Quali sono i tuoi attuali interessi di ricerca?
L'attività di ricerca principale del mio gruppo consiste nello sviluppo di modelli stocastici e biofisici della regolazione genica eucariotica. Il nostro lavoro si colloca all'interfaccia tra bioinformatica e biofisica, combinando strumenti e metodi provenienti da entrambi i campi. Sviluppiamo modelli meccanicistici di regolazione genica basati sia su dati genomici su larga scala che su dati di imaging di singole cellule. Più recentemente, ho iniziato a interessarmi alla modellizzazione delle dinamiche della regolazione genica nel contesto del ciclo cellulare e della differenziazione cellulare.

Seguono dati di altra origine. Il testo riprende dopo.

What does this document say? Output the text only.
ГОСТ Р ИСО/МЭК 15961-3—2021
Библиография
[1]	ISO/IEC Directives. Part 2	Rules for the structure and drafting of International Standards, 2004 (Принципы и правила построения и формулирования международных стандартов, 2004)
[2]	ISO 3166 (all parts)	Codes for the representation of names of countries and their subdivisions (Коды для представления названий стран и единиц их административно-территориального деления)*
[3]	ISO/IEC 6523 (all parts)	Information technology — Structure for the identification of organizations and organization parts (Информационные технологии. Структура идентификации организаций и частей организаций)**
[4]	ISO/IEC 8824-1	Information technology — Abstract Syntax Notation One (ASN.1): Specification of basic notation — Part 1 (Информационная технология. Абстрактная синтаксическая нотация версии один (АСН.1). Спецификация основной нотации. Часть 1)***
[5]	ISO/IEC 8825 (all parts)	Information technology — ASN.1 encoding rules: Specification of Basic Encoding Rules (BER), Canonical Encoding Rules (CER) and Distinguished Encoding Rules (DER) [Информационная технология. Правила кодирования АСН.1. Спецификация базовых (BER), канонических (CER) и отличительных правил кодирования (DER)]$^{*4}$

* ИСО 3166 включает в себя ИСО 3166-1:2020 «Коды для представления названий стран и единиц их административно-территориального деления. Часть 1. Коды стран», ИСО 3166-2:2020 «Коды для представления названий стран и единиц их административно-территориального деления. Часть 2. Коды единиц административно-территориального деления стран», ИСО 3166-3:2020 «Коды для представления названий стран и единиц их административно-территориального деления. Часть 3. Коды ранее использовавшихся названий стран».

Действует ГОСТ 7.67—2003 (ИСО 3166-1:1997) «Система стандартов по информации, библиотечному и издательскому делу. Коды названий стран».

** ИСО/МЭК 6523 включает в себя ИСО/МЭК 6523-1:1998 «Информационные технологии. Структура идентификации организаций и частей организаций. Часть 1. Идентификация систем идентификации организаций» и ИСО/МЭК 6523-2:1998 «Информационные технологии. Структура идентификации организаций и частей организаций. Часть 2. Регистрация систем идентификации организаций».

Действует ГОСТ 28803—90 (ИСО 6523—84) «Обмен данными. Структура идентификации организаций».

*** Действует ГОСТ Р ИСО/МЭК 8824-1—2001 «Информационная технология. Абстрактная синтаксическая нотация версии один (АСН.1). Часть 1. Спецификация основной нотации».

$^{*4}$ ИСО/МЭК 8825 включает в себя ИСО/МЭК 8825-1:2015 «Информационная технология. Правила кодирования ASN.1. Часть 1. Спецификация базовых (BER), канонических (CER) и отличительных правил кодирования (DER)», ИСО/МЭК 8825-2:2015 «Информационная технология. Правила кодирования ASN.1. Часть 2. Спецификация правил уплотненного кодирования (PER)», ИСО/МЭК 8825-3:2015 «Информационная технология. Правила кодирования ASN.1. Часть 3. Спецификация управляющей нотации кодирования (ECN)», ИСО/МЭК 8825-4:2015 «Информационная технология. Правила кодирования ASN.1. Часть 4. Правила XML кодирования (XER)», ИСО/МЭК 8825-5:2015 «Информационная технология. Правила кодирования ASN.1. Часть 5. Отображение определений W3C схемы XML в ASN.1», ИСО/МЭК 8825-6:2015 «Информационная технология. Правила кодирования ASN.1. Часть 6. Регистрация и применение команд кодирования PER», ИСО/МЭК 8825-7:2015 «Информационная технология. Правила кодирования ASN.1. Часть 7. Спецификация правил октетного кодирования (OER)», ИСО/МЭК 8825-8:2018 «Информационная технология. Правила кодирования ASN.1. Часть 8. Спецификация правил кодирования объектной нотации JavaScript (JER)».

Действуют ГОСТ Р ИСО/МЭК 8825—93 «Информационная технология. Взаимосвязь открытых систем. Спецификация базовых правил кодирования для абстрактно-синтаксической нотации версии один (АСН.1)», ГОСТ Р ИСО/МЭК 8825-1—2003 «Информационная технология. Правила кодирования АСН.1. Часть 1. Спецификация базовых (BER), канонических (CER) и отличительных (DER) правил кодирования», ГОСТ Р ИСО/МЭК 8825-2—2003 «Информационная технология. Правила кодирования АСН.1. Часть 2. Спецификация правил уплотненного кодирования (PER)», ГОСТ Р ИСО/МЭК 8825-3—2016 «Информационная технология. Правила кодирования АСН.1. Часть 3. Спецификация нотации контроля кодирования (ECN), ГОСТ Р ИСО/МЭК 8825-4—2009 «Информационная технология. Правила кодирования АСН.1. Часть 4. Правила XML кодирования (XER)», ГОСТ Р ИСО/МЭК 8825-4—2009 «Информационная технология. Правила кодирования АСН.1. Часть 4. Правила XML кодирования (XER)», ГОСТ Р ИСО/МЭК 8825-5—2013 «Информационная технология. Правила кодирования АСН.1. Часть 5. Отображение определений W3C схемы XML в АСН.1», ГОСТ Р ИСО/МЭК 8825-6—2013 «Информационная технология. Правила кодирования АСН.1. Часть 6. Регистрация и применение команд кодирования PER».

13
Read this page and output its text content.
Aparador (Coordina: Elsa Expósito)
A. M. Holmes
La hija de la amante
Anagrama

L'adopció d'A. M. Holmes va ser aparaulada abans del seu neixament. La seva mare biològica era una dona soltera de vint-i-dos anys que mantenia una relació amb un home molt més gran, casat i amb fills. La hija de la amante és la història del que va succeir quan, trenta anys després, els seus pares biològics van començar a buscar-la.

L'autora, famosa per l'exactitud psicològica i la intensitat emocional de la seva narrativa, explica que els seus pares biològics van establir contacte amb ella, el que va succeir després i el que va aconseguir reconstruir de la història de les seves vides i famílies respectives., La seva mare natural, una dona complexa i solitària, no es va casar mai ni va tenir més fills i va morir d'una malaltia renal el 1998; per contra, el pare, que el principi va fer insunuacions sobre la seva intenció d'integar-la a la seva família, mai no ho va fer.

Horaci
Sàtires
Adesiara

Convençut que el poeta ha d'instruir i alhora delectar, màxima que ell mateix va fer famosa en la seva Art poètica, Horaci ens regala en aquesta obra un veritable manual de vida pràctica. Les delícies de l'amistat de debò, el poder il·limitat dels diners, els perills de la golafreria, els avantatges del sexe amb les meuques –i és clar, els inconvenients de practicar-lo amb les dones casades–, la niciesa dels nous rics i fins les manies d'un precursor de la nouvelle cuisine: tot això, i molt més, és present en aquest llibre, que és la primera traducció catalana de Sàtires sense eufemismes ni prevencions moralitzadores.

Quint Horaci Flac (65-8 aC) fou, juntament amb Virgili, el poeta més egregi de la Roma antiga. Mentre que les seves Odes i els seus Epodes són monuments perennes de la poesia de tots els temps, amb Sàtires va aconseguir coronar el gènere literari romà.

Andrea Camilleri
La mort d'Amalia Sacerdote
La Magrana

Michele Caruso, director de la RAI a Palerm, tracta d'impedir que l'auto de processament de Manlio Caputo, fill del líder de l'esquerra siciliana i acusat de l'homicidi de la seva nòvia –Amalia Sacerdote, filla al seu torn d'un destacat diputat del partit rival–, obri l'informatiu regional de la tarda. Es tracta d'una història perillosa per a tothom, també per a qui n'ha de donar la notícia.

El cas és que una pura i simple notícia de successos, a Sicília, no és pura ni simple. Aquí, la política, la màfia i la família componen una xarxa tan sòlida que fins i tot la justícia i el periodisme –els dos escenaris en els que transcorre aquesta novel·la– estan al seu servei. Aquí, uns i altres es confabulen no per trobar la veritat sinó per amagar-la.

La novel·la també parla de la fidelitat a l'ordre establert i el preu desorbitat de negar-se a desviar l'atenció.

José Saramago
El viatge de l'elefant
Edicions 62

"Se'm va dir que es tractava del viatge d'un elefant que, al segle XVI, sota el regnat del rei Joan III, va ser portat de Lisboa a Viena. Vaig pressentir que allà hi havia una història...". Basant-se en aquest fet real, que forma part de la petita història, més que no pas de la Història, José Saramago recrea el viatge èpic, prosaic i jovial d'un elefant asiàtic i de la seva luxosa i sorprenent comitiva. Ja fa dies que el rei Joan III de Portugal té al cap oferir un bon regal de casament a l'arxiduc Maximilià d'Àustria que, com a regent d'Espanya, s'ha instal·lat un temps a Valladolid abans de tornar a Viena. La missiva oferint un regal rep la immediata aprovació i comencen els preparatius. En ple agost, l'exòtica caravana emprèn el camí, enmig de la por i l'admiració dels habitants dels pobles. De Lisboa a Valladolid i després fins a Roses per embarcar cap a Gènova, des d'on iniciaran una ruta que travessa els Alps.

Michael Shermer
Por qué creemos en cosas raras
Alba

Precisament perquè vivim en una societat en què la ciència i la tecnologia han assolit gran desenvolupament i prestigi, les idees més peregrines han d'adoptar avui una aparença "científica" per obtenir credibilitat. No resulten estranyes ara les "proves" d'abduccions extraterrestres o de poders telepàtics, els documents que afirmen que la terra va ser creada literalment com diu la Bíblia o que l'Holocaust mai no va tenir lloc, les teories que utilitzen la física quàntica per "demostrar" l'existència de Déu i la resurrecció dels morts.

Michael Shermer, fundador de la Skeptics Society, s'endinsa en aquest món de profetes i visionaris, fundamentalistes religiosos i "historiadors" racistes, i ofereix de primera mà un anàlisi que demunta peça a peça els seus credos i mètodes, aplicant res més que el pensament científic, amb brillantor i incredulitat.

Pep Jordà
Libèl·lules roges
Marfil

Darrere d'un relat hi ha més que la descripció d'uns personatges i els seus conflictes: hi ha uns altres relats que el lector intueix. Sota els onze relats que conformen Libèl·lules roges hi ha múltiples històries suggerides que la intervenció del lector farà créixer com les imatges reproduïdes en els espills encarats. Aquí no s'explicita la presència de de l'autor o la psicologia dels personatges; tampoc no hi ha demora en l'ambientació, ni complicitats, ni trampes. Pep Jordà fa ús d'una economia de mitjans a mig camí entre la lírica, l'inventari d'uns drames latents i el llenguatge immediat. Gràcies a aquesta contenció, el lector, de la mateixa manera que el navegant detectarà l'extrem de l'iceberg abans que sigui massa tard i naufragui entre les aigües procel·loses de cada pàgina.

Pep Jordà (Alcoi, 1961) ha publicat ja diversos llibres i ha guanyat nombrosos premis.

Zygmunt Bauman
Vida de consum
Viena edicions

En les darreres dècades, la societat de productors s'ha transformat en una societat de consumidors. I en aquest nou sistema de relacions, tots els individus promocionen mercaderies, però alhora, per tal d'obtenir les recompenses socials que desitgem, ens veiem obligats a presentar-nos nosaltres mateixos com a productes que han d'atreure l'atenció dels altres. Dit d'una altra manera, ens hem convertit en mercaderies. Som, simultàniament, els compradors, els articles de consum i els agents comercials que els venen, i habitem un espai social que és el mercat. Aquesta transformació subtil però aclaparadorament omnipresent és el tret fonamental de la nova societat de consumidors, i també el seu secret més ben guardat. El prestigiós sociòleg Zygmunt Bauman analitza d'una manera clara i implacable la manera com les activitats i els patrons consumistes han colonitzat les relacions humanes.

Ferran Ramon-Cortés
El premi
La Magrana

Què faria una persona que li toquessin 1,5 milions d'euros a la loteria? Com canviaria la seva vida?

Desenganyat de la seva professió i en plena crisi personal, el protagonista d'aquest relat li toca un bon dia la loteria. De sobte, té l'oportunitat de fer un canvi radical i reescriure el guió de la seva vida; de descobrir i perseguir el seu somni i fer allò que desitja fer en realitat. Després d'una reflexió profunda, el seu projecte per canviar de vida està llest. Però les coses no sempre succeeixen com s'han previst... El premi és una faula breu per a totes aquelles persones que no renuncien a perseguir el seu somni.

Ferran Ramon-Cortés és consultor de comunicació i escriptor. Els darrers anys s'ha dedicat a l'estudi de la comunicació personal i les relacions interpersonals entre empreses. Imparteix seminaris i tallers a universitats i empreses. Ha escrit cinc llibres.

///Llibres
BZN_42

Secondo te, qual è la scoperta più interessante che è stata fatta grazie alla bioinformatica?
Al giorno d'oggi è quasi impossibile trovare un evento rivoluzionario nel campo della biologia che non si basi in larga misura su sofisticati approcci computazionali per analizzare i dati sperimentali e modellare il processo biologico oggetto di studio. Tuttavia, se dovessi scegliere un recente orientamento della ricerca nel campo della bioinformatica che personalmente trovo entusiasmante, sarebbe l'inferenza dei tipi cellulari, dei lignaggi di differenziazione e delle reti di regolazione genica a partire dai dati trascrittomici di singole cellule.
Cosa ti piace fare nel tempo libero?
Ho due figli di 7 e 5 anni: non ho tempo libero!
Qualche consiglio per la futura generazione di bioinformatici?
Continua a impegnarti perché il futuro della ricerca in biologia è tuo.